わたしが試されるとき
持病の関係で、半年に一度、眼科で検診を受けている。視力、視野、色相、眼底、眼圧、ひと通りの検査がある。
中でも、視野検査が苦手だ。
この検査、体験がある方もいると思うが、ざっと説明をすると、機器の中をのぞきこんで、1点をみつめて眼球を動かさないようにする。中が光ったら、手元のボタンを押す。という検査だ。
カチカチとリズミカルにボタンを押している間は気持ちがいい。
が、そのリズムがやけに続いていると、「まてよ?」という気になる。リズムに乗って、光っていないときも、うっかりボタンを押してしまうかもしれない。
この安定したリズムの継続は罠かもしれないので、油断ならない。
集中力や注意深さが試されるというわけだ。
次の光が出るまでの間隔が長いときも要注意だ。本当は光っているかもしれないのに、見逃している光があるのではないか。その可能性に不安をおぼえる。
そろそろ光ってもいいのではないか。ここらで、1回くらいボタンを押しておいてもいいのではないか。万が一、光っていないのにボタンを押してしまったとして、1回のミスくらいどうってことないだろう。

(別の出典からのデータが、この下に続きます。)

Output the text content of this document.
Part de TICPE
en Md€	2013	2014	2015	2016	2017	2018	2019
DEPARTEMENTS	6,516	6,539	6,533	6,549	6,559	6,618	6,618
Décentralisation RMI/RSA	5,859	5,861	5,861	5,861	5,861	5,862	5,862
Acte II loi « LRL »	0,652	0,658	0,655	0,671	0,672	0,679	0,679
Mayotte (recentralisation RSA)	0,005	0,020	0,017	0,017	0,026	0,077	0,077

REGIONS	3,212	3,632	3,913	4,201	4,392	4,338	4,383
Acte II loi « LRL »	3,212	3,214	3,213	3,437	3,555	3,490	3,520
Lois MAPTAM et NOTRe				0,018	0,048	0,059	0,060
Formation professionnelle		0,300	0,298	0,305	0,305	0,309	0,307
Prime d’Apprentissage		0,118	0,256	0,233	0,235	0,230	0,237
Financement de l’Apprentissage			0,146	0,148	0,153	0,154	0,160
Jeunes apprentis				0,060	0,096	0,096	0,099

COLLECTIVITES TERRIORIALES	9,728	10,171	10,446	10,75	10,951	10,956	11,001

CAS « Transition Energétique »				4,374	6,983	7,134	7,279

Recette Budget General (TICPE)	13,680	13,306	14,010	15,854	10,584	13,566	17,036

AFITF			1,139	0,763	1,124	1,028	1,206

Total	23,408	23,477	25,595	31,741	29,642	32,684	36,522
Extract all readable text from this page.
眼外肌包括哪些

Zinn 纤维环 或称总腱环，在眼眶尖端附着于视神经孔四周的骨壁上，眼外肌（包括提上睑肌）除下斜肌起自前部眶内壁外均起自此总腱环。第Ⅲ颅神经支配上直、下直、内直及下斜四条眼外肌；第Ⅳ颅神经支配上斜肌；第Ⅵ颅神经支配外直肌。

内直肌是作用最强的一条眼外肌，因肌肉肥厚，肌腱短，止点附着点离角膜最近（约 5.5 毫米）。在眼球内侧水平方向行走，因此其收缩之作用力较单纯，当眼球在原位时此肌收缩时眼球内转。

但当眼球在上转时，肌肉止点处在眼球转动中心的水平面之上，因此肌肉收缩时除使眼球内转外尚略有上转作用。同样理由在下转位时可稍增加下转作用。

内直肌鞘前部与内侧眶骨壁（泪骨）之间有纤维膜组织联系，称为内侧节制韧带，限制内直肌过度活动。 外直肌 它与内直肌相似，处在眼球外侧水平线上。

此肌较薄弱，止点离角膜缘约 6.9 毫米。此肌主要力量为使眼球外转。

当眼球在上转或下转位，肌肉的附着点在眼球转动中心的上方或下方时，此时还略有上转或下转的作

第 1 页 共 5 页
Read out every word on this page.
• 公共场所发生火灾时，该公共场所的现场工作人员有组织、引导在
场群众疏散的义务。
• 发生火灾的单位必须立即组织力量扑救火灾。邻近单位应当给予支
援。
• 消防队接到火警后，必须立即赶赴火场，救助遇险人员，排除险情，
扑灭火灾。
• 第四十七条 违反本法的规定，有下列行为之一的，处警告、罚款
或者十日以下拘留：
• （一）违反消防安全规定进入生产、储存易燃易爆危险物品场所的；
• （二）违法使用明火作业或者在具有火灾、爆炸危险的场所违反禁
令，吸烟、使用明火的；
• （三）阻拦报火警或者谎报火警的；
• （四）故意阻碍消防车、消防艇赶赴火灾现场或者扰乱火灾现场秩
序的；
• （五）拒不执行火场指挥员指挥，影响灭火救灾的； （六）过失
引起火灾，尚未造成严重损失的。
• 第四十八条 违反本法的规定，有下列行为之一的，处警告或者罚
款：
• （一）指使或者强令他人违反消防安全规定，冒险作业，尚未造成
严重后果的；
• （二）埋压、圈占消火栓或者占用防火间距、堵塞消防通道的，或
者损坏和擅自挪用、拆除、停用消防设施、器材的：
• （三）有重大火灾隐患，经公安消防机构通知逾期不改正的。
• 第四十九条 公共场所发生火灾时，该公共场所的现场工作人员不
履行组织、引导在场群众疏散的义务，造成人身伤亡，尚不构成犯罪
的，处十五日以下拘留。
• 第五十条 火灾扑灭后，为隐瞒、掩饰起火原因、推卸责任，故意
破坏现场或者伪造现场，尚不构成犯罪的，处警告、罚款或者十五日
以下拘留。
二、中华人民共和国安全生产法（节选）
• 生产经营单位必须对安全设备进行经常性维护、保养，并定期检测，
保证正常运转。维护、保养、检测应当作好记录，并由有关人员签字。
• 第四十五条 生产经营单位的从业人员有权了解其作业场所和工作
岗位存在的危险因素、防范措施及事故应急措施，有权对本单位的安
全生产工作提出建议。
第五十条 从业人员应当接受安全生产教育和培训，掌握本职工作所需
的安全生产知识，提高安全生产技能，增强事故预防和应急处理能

いやいや、仮に光っていたとしても、自分に見えていないのなら、それが私の検査結果、ということになる。
これは、視野検査と見せかけて、正直さや真面目さを試すテストなのではないだろうか?
などと考えながら、1点を見つめて光るのを確認し続ける、というのはなかなかエネルギーのいることで、この検査が終わったあとは、いつもぐったりしてしまう。